Settanta volte Artaud, a settant’anni dalla scomparsa di Antonin Artaud (1896 – 1948), poeta, scrittore, disegnatore, attore cinematografico e teatrale, visionario e invasato, «perché la logica anatomica dell’uomo moderno è proprio di non aver mai potuto vivere, né pensare di vivere, che da invasato», come il suo struggente Van Gogh il suicidato della società.
Così ecco due giornate romane, a partire dalla parabola artistica, poetica, lirica di Artaud, forse il più irregolare tra i grandi irregolari della prima parte del Novecento. Per esplorare l’(in)attualità estetica, politica, lirica di un pensiero vivo, tra teatro, cinema, letteratura, poesia, radiofonia, pittura, lavoro culturale e artistico.

L’occasione è data dalla recente pubblicazione di un bel libro collettivo, L’insorto del corpo. Il tono, l’azione, la poesia. Saggi su Antonin Artaud, curato da Alfonso Amendola, Francesco Demitry, Viviana Vacca, prefazione di Ubaldo Fadini (ombre corte, pp.230, euro 19), che verrà presentato con autori e curatori in un primo appuntamento, oggi, ore 17.30 presso la Galleria Nazionale d’arte moderna e contemporanea di Roma.
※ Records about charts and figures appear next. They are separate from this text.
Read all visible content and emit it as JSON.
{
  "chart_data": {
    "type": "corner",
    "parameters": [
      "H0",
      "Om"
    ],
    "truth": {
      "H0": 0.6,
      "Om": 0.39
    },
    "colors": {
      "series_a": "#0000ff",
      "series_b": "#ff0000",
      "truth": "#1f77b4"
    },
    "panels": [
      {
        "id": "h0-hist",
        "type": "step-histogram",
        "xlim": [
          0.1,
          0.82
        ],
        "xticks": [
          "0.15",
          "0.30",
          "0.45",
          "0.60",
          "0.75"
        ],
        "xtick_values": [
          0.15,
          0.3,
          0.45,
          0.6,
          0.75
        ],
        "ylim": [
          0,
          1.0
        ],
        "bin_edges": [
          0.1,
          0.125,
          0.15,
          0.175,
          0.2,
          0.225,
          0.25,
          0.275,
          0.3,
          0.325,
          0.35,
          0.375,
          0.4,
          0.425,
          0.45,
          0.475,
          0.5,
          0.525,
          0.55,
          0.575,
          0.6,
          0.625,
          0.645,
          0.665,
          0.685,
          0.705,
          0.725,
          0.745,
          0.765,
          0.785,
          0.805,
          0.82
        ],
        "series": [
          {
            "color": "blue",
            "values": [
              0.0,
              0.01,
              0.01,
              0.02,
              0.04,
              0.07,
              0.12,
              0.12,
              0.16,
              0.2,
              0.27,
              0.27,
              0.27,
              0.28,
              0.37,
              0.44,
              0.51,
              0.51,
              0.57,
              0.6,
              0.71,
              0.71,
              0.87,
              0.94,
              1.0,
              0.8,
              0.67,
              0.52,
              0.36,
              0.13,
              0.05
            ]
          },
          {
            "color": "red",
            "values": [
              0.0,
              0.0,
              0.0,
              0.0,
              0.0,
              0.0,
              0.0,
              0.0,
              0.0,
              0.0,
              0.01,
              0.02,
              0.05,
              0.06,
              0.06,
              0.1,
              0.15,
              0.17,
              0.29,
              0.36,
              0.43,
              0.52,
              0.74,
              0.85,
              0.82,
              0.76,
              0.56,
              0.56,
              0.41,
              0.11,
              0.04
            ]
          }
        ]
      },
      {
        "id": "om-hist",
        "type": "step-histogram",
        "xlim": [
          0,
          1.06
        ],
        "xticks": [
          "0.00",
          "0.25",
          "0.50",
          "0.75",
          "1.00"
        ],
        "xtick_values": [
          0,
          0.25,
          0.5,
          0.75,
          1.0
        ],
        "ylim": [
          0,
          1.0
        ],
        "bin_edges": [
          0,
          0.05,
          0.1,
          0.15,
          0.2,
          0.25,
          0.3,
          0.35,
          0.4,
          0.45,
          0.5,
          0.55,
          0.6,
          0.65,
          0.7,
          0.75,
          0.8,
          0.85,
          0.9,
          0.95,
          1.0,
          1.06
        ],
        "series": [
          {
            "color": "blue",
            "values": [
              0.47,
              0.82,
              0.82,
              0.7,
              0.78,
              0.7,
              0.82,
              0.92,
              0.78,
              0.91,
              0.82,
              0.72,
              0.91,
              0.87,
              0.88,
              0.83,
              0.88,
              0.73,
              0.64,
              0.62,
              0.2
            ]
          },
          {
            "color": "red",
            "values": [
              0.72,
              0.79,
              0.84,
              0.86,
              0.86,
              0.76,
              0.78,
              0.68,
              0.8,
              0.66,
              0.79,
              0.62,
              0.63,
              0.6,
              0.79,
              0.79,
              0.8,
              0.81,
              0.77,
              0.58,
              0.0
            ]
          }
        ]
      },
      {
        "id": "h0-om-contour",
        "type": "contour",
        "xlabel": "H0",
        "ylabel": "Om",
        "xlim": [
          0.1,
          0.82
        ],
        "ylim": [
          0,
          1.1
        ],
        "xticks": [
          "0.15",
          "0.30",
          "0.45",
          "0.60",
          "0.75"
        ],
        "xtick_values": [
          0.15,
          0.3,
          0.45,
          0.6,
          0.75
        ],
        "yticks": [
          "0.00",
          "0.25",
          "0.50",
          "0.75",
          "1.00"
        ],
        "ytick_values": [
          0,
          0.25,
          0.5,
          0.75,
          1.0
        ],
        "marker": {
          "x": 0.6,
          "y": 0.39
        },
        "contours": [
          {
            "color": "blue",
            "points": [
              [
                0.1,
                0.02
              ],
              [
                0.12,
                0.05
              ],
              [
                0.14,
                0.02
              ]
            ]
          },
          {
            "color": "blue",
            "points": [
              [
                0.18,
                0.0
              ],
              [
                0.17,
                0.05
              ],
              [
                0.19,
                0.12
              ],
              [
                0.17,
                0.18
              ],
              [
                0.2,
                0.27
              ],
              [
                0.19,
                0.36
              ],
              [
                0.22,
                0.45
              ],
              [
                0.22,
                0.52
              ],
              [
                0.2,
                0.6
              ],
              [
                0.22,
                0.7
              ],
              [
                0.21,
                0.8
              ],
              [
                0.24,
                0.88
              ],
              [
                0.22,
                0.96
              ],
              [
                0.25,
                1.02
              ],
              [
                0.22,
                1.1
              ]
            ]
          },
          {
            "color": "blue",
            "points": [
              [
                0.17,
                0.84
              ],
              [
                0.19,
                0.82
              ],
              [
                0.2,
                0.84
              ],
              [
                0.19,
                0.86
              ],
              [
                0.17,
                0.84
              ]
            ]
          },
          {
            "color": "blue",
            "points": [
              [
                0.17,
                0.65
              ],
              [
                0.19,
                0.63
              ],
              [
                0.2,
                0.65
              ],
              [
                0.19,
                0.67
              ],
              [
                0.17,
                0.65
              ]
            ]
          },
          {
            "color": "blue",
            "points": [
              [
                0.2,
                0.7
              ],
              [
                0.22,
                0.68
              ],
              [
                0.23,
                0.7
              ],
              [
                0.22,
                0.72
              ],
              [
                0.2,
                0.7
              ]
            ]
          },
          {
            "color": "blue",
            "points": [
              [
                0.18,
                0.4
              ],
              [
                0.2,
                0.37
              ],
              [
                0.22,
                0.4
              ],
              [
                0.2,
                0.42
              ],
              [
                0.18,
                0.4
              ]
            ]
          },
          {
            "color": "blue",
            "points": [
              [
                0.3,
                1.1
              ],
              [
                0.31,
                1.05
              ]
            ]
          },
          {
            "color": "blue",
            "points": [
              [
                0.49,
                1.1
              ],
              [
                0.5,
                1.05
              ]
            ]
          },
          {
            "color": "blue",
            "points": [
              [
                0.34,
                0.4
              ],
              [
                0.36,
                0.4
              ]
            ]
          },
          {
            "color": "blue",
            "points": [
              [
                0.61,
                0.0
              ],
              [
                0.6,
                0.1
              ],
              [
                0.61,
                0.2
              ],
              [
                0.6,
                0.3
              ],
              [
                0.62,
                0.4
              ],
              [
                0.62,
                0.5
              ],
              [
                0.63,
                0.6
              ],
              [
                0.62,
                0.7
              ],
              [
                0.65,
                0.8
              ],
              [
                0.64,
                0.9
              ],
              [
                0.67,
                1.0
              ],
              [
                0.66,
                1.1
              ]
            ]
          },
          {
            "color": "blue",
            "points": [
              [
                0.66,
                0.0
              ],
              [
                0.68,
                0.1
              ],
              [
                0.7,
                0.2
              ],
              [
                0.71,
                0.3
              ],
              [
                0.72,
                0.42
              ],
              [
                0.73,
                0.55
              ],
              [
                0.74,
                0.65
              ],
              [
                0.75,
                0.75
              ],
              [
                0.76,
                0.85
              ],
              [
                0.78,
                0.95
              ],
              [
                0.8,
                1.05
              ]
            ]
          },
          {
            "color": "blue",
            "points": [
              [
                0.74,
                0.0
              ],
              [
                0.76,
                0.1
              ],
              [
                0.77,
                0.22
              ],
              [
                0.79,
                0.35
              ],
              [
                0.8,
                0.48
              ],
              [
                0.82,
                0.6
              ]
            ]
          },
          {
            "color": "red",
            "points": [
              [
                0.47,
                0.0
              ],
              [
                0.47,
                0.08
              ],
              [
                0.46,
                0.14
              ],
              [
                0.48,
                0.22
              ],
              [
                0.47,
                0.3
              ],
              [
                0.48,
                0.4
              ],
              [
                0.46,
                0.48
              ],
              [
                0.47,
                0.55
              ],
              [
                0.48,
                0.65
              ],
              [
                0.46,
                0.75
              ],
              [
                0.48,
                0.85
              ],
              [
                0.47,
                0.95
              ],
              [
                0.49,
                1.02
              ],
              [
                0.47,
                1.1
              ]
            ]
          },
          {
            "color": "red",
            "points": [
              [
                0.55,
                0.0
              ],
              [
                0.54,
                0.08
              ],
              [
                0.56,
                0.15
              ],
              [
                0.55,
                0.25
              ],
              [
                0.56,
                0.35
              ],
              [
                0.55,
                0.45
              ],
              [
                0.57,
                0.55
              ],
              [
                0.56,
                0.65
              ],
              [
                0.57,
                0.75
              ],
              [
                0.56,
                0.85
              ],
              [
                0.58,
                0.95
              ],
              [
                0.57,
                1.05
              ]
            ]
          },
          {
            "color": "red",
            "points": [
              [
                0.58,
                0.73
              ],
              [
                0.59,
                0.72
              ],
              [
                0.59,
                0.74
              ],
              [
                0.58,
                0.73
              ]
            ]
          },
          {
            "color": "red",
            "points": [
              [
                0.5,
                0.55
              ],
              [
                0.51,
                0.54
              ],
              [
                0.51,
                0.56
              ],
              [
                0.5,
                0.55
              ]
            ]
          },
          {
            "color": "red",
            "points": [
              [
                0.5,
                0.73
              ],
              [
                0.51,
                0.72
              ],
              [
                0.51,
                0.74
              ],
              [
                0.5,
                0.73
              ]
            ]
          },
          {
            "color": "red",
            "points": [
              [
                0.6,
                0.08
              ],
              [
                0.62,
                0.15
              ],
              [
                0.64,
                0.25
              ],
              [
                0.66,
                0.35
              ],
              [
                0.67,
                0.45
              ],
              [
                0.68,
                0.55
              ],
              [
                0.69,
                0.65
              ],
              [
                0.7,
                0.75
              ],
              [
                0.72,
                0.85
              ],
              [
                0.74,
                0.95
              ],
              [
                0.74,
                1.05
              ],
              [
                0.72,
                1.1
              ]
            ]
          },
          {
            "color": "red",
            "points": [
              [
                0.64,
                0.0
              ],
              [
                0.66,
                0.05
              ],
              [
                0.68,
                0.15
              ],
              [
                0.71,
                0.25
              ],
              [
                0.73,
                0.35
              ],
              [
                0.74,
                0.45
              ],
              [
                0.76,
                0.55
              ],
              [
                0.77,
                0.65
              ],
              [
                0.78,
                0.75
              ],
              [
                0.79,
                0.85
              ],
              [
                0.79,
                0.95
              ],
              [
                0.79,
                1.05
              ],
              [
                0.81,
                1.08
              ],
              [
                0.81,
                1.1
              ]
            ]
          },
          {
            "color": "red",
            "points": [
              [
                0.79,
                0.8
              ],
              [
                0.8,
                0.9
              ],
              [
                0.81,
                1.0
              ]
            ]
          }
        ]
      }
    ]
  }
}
Domani, ore 11.30, presso l’Aula Matassi dell’Università di Roma3, sarà nuovamente discusso insieme col volume di Jacques Prevel, In compagnia di Antonin Artaud, a cura di Antonio Malinverno (Giometti & Antonello, euro 18), dove si narra degli anni 1946-47 passati dal poeta e procacciatore di oppio e laudano Jacques Prevel in compagnia del nostro Artaud, accorato nel decadimento: «non può capire come soffro, signor Prevel, mi dice. Posso esprimermi solo con il sarcasmo. In alternativa non trovo che il caos».

Per gli accorti, e anche loro visionari, curatori de L’insorto del corpo non si tratta di rivendicare eredità profetiche o religiose testimonianze sul dispositivo Artaud, solo la possibilità di intravedere la potenza collettiva «verso l’utopia radicale di un futuro diverso» di un’arte fuori sincrono, Out of Joint, come è titolato l’attuale allestimento della Galleria Nazionale. Da ripassare dunque la (suo malgrado) profetica Lettera ai Rettori delle Università europee: «La razza dei profeti si è estinta. L’Europa si cristallizza, si mummifica lentamente sotto le bende delle sue frontiere, delle sue fabbriche, dei suoi tribunali, delle sue Università. Lo Spirito isterilito cede e si soffoca».